Hamby, S., Weber, M. C., Grych, J., & Banyard, V. (2016). What difference do bystanders make? The association of bystander involvement with victim outcomes in a community sample. Psychology of Violence, 6, 91-102.

Hollander, J. A. (2004). “I can take care of myself”: The impact of self-defense training on women’s lives. Violence Against Women, 10, 205-235.

Hollander, J. A. (2014). Does self-defense training prevent sexual violence against women? Violence Against Women, 20, 252-269.

Hollander, J. A. (2016). The importance of self-defense training for sexual violence prevention. Feminism & Psychology, 26, 207-226.

Hollander, J. A. (2018). Women's self-defense and sexual assault resistance: The state of the field. Sociology Compass, 12, 1-20.

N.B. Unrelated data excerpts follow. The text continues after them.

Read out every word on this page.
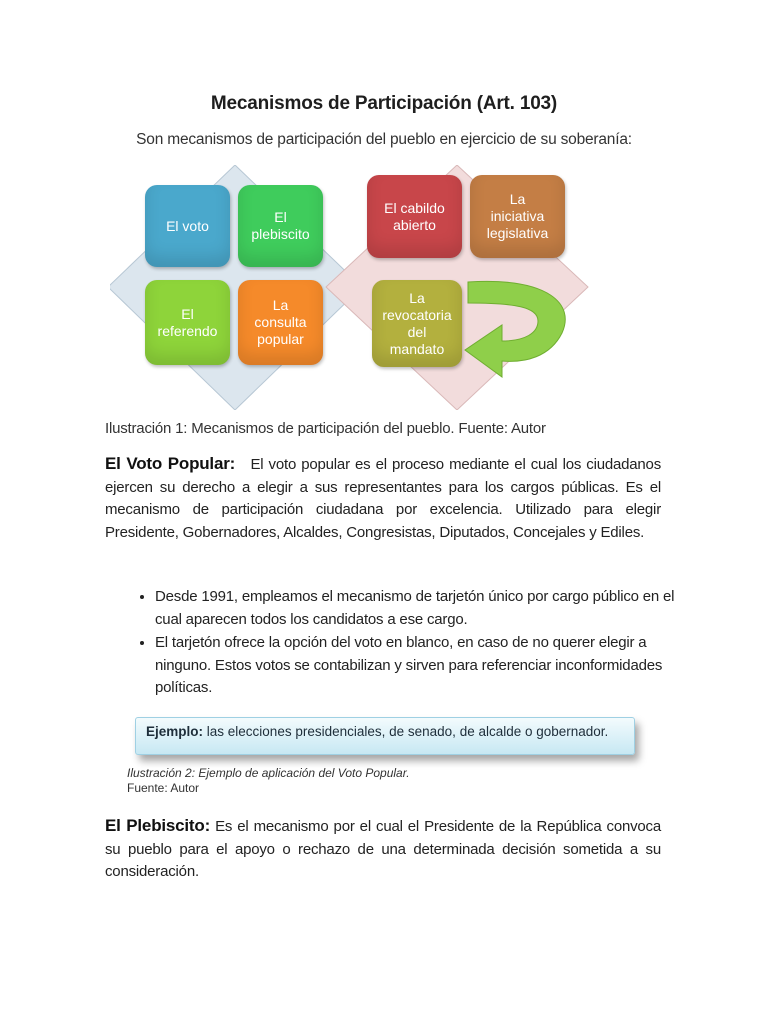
Mecanismos de Participación (Art. 103)
Son mecanismos de participación del pueblo en ejercicio de su soberanía:
El voto
El
plebiscito
El
referendo
La
consulta
popular
El cabildo
abierto
La
iniciativa
legislativa
La
revocatoria
del
mandato
Ilustración 1: Mecanismos de participación del pueblo. Fuente: Autor
El Voto Popular: El voto popular es el proceso mediante el cual los ciudadanos ejercen su derecho a elegir a sus representantes para los cargos públicas. Es el mecanismo de participación ciudadana por excelencia. Utilizado para elegir Presidente, Gobernadores, Alcaldes, Congresistas, Diputados, Concejales y Ediles.
• Desde 1991, empleamos el mecanismo de tarjetón único por cargo público en el cual aparecen todos los candidatos a ese cargo.
• El tarjetón ofrece la opción del voto en blanco, en caso de no querer elegir a ninguno. Estos votos se contabilizan y sirven para referenciar inconformidades políticas.
Ejemplo: las elecciones presidenciales, de senado, de alcalde o gobernador.
Ilustración 2: Ejemplo de aplicación del Voto Popular.
Fuente: Autor
El Plebiscito: Es el mecanismo por el cual el Presidente de la República convoca su pueblo para el apoyo o rechazo de una determinada decisión sometida a su consideración.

Kozlowska, K., et al. (2015). Fear and the defense cascade: Clinical implications and management. Harvard Review of Psychiatry, 23, 263-287.

Malamuth, N., M., Huppin, M., Linz, D. (2018). Sexual assault interventions may be doing more harm than good with high-risk males. Aggression and Violent Behavior, 41, 20-24.

McCaughey, M., & Cermele, J. (2017). Changing the hidden curriculum of rape prevention and education: Women’s self-defense as a key protective factor for a public health model of prevention. Trauma, Violence, & Abuse, 18, 287-302.

Schwabe, L. (2017). Memory under stress: From single systems to network changes. European Journal of Neuroscience, 45, 478-489.

Senn, C. Y. (2011). An imperfect feminist journey: Reflections on the process to develop an effective sexual assault resistance programme for university women. Feminism & Psychology, 21, 121-137.

Senn, C. Y., Gee, S. S., & Thake, J. (2011). Emancipatory sexuality education and sexual assault resistance: Does the former enhance the latter? Psychology of Women Quarterly, 35, 72-91.

Senn, C. Y., et al. (2015). Efficacy of a sexual assault resistance training program for university women. The New England Journal of Medicine, 372, 2326-2335.

Senn, C. Y., et al. (2017). Secondary and 2-year outcomes of a sexual assault resistance program for university women. Psychology of Women Quarterly, 41, 147-162.